In a recent paper, Michael McCullough, Churchland, and Armando Mendez compared the two kinds of assays. In addition, they tested the commercial kits independently and found that that were misidentifying all kinds of molecules as oxytocin, including vasopressin. This led them to argue that the EIAs “lack reliability when used on unextracted samples of human fluids, and that they tag molecules in addition to oxytocin, yielding estimates that are wildly discrepant with an extensive body of earlier findings that were obtained using methods that are well validated, but more laborious.” Building on this finding, Churchland showed a rather striking comparison of data. One the one hand, she she showed how, using the ‘gold standard’ radioimmunoassay, women in late stages of labor register between 1-5 pc/ml of oxytocin in their plasma. By contrast, using the commercial kits, individuals who had merely received a massage appeared to have 200 times as much oxytocin in their blood. Despite these shortcomings, however, Churchland noted that the results achieved using EIAs are “widely cited and widely used in good faith to apply oxytocin to children with social difficulties.”

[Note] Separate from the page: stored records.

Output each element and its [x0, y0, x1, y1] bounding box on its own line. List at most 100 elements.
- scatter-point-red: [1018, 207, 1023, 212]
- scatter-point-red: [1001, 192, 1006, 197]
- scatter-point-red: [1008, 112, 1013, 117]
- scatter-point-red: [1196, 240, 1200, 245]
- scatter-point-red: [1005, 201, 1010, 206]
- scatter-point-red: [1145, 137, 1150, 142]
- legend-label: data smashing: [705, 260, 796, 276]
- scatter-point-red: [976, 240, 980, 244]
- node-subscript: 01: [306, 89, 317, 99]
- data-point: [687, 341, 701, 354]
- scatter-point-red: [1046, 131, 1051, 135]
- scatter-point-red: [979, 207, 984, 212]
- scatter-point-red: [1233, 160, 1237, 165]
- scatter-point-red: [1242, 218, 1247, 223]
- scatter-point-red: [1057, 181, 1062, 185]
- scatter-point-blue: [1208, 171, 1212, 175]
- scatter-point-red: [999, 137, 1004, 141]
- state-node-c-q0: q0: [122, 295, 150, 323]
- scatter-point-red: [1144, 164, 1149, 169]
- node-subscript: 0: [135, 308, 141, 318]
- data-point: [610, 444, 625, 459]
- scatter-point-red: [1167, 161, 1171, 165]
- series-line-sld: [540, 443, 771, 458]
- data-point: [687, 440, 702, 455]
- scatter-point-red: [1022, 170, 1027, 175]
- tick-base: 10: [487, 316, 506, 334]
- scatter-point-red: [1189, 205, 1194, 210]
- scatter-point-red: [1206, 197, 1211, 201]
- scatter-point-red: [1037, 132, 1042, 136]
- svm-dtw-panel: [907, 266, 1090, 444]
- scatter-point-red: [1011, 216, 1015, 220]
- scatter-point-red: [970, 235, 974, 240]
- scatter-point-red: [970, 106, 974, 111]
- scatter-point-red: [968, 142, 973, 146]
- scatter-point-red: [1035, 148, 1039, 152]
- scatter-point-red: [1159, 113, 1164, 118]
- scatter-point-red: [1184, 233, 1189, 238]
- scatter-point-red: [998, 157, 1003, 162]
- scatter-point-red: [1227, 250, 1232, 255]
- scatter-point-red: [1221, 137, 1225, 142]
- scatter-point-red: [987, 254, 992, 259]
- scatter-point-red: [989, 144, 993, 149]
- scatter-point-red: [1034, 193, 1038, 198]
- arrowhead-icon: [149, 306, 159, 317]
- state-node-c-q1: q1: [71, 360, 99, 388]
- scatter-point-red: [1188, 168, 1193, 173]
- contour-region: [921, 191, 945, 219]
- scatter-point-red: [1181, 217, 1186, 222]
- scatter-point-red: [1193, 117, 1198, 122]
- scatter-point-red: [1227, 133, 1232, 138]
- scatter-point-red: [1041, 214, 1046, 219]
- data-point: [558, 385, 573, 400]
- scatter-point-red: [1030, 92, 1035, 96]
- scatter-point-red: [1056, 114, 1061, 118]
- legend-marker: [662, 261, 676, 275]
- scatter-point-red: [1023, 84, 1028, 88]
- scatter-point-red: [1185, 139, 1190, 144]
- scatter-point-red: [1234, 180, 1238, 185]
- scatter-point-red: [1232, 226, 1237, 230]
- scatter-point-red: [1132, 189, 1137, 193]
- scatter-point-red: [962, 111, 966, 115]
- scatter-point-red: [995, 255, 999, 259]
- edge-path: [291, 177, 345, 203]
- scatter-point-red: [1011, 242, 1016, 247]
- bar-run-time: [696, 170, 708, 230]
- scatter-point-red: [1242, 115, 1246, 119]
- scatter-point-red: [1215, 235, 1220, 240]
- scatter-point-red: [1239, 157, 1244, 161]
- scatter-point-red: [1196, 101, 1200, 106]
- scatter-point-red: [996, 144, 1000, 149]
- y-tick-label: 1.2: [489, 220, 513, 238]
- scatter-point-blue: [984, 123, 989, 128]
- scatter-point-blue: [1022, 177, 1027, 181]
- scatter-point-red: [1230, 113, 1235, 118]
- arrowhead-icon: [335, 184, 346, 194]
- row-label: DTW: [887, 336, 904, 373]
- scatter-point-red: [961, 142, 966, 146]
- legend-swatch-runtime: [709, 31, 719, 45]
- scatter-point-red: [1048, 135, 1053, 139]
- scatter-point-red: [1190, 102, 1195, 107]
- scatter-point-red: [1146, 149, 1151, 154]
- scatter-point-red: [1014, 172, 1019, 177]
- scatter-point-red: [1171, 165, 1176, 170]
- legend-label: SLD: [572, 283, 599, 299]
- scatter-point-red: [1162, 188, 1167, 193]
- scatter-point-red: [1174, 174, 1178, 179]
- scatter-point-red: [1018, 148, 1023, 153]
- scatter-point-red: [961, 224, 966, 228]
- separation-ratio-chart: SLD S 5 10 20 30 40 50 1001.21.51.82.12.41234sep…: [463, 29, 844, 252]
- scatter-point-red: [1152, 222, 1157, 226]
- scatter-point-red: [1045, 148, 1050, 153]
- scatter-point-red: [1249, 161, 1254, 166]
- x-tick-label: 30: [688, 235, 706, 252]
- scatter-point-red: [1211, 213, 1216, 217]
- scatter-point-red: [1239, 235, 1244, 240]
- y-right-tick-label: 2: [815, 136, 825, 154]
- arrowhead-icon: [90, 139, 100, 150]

Here, Churchland made clear the ethical import of what earlier on she had acknowledged was a rather ‘technical’ talk. She noted, “if the way you’re measuring oxytocin is unreliable, you have results that are un-interpretable, then you have to ask yourself if it’s okay to be giving oxytocin to people with schizophrenia or with autism.” And then she added, “What we really need to do, before going whole hog on using oxytocin as a treatment for socially difficult children, is we really need to get this straight.”
In her conclusion, Churchland acknowledged that her talk may have sounded rather negative and, in general, a little bit too pessimistic about the neuroscience of morality. To counter this, she emphasized, “I think it can be done.” But she emphasized that it must be done with patience and care for those involved all along the way.
All in all, in was an enlightening experience. I’m already looking forward to the 2014 International Neuroethics Society meeting in Washington, DC!